Please Note That Backcountry Refers To Any Areas Outside The Ski Area Boundary
This three day avalanche hazard forecast is prepared for the area immediately surrounding Whistler Blackcomb - terrain easily accessible as a day tour from WB’s boundaries. In contrast, the Canadian Avalanche Centre posts avalanche advisories are for the Sea to Sky corridor; ranging from ‘the Duffey’ to the Fraser Valley. See their advisories here: avalanche.ca/cac/bulletins/latest
There is a lingering buried persistent weakness that has been presenting itself as a low probability but high consequence problem. Increasing loads will continue to stress this layer. The new and storm snow slabs may be reactive in the alpine and moist sluffing will likely occur at treeline elevations.
Avalanche Canada issued a Special Avalanche Warning for the Sea to Sky corridor including the Whistler Blackcomb Backcountry. Although the warning has expired, the message remains appropriate. With the warming today, there is an increased likelihood of triggering large slab avalanches. You need to be very aware of overhead hazards such as cornices and large slopes.
Some minor snowballing occurred yesterday as temperatures warmed. Explosive testing in the morning produced some soft slabs.
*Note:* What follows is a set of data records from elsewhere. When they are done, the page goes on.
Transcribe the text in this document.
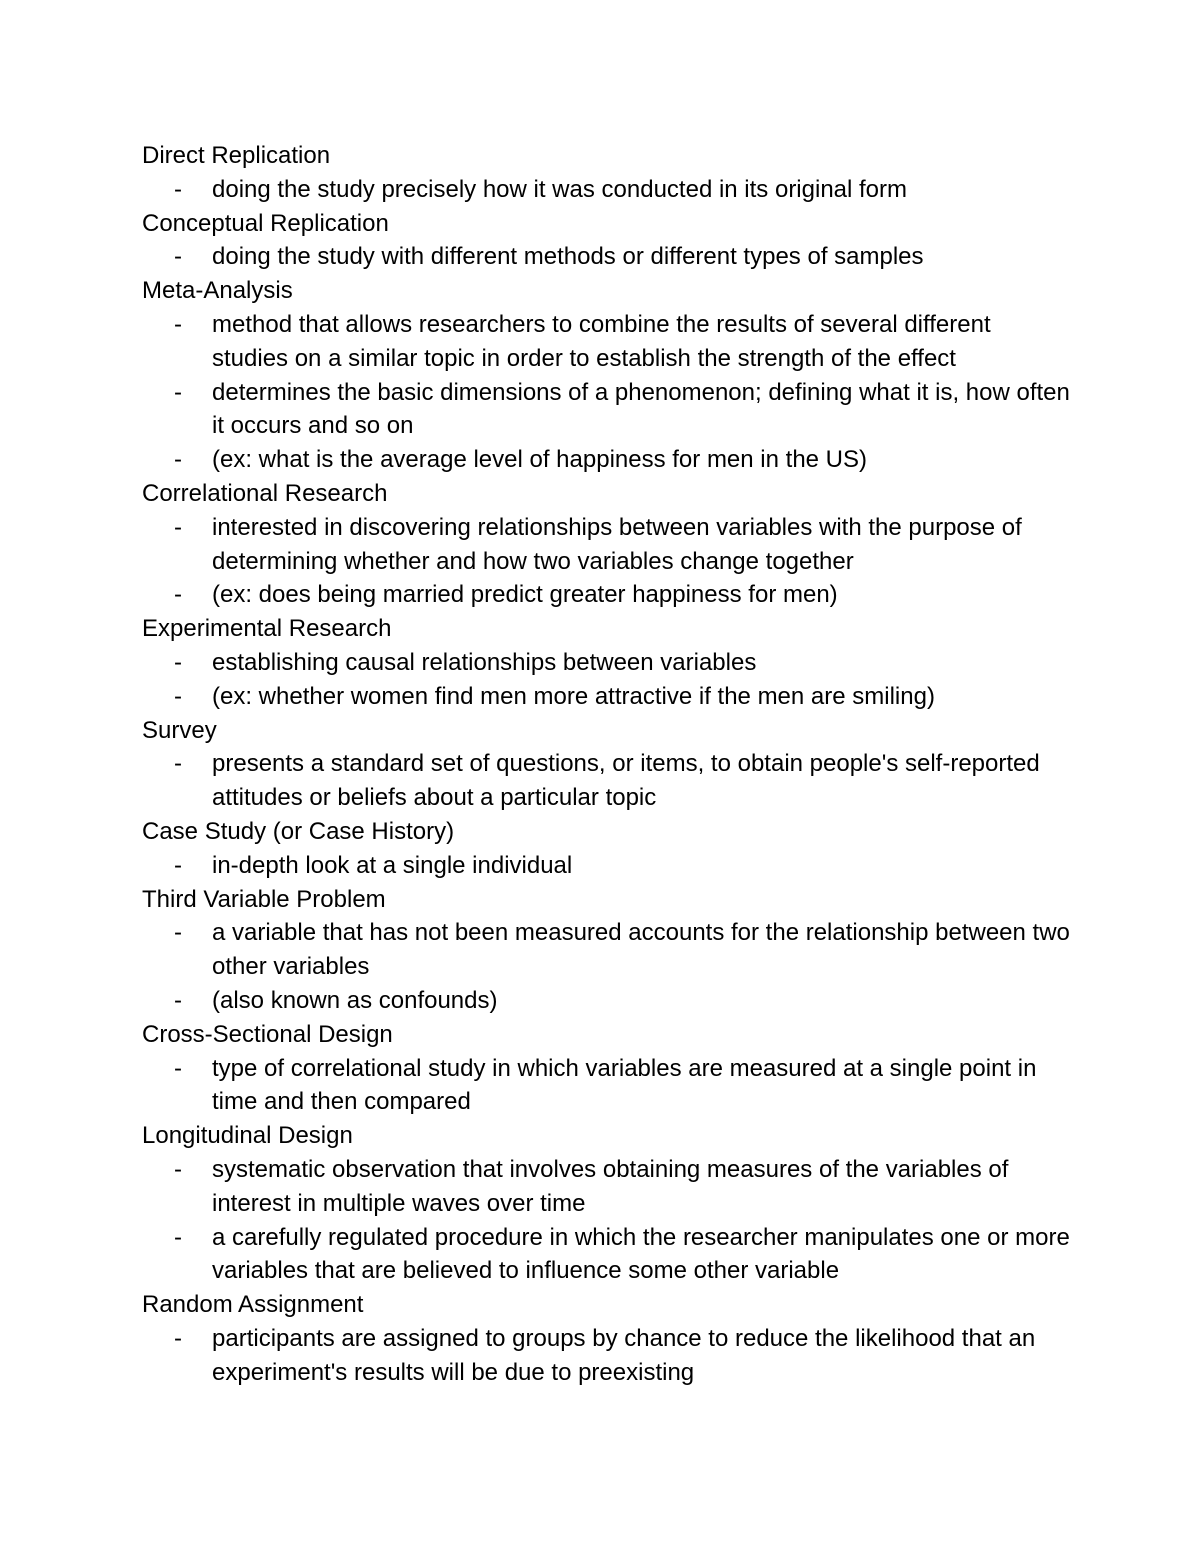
Direct Replication
- doing the study precisely how it was conducted in its original form
Conceptual Replication
- doing the study with different methods or different types of samples
Meta-Analysis
- method that allows researchers to combine the results of several different studies on a similar topic in order to establish the strength of the effect
- determines the basic dimensions of a phenomenon; defining what it is, how often it occurs and so on
- (ex: what is the average level of happiness for men in the US)
Correlational Research
- interested in discovering relationships between variables with the purpose of determining whether and how two variables change together
- (ex: does being married predict greater happiness for men)
Experimental Research
- establishing causal relationships between variables
- (ex: whether women find men more attractive if the men are smiling)
Survey
- presents a standard set of questions, or items, to obtain people's self-reported attitudes or beliefs about a particular topic
Case Study (or Case History)
- in-depth look at a single individual
Third Variable Problem
- a variable that has not been measured accounts for the relationship between two other variables
- (also known as confounds)
Cross-Sectional Design
- type of correlational study in which variables are measured at a single point in time and then compared
Longitudinal Design
- systematic observation that involves obtaining measures of the variables of interest in multiple waves over time
- a carefully regulated procedure in which the researcher manipulates one or more variables that are believed to influence some other variable
Random Assignment
- participants are assigned to groups by chance to reduce the likelihood that an experiment's results will be due to preexisting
Throughout the week in the backcountry, numerous slab avalanches from size 1.5 to 3 were triggered naturally, remotely and by light loads in lee and cross loaded terrain features. There have been reports of whumphing and settlements as well. You can expect to see moist sluffing and snowballing at treeline today.
The overnight snowfall was accompanied by warming temperatures, and the rainline is now at about 1700m. These new and storm snow layers overlie the 10-100cm of wind and storm slabs on top of the March 11th facet/crust interface. The slab depth seems to max out on northerly aspects. Snowpack tests have yielded easy and moderate planar shears at the interface of this persistent weakness. You can expect that it will likely linger for some time to come.
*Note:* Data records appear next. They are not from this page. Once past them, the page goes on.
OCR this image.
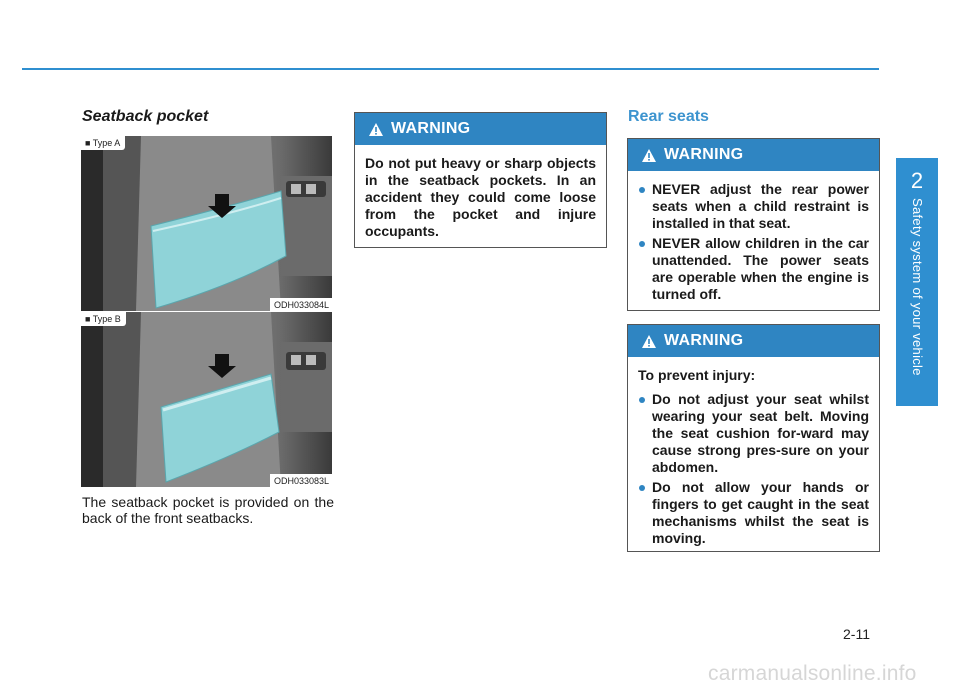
Seatback pocket
■ Type A
ODH033084L
■ Type B
ODH033083L
The seatback pocket is provided on the back of the front seatbacks.
WARNING

Do not put heavy or sharp objects in the seatback pockets. In an accident they could come loose from the pocket and injure occupants.

Rear seats
WARNING
NEVER adjust the rear power seats when a child restraint is installed in that seat.
NEVER allow children in the car unattended. The power seats are operable when the engine is turned off.
WARNING

To prevent injury:

Do not adjust your seat whilst wearing your seat belt. Moving the seat cushion for-ward may cause strong pres-sure on your abdomen.
Do not allow your hands or fingers to get caught in the seat mechanisms whilst the seat is moving.
2
Safety system of your vehicle
2-11
carmanualsonline.info
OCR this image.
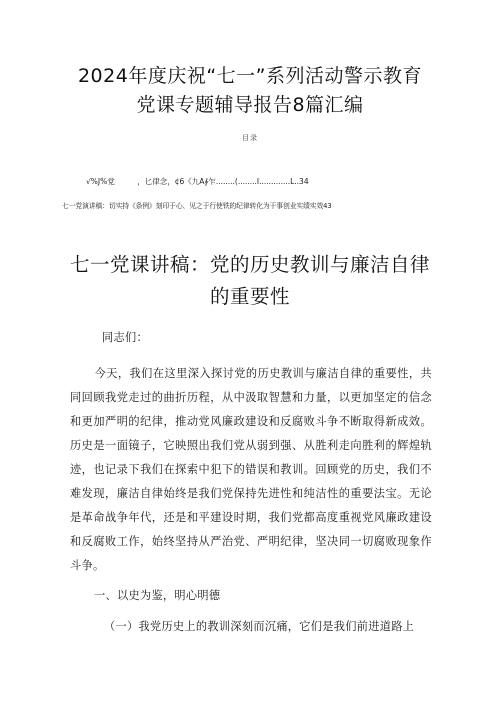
2024年度庆祝“七一”系列活动警示教育
党课专题辅导报告8篇汇编
目录
√%J%党　　　，匕律念，¢6《九A∮乍........(........I.............L..34
七一党演讲稿：切实持《条例》刻印于心、见之于行使铁的纪律转化为干事创业实绩实效43
七一党课讲稿：党的历史教训与廉洁自律
的重要性
同志们：
今天，我们在这里深入探讨党的历史教训与廉洁自律的重要性，共同回顾我党走过的曲折历程，从中汲取智慧和力量，以更加坚定的信念和更加严明的纪律，推动党风廉政建设和反腐败斗争不断取得新成效。历史是一面镜子，它映照出我们党从弱到强、从胜利走向胜利的辉煌轨迹，也记录下我们在探索中犯下的错误和教训。回顾党的历史，我们不难发现，廉洁自律始终是我们党保持先进性和纯洁性的重要法宝。无论是革命战争年代，还是和平建设时期，我们党都高度重视党风廉政建设和反腐败工作，始终坚持从严治党、严明纪律，坚决同一切腐败现象作斗争。
一、以史为鉴，明心明德
（一）我党历史上的教训深刻而沉痛，它们是我们前进道路上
An approaching cold front will bring periods of snow later today and tonight. Conditions will remain cool and unsettled into the middle of the week.
Watch out for winch-cats or snowmobile traffic if you re-enter the area after operating hours.
Whistler Mountain Snow Safety
Every backcountry user should be well prepared and travel with experienced backcountry users. Each member should carry an avalanche transceiver on the 457 KHz frequency and carry equipment for self-rescue.
Our avalanche advisory is updated regularly during the winter season from November through to June. Our hours of operation page has opening and closing dates and times for our winter season. Whistler Mountain's avalanche forecasters post bulletins updating the status and stability of the snow in the backcountry based on snow surveys taken from both within and outside the ski area boundaries.
Be aware that conditions may change and sometimes vary from one slope to the next.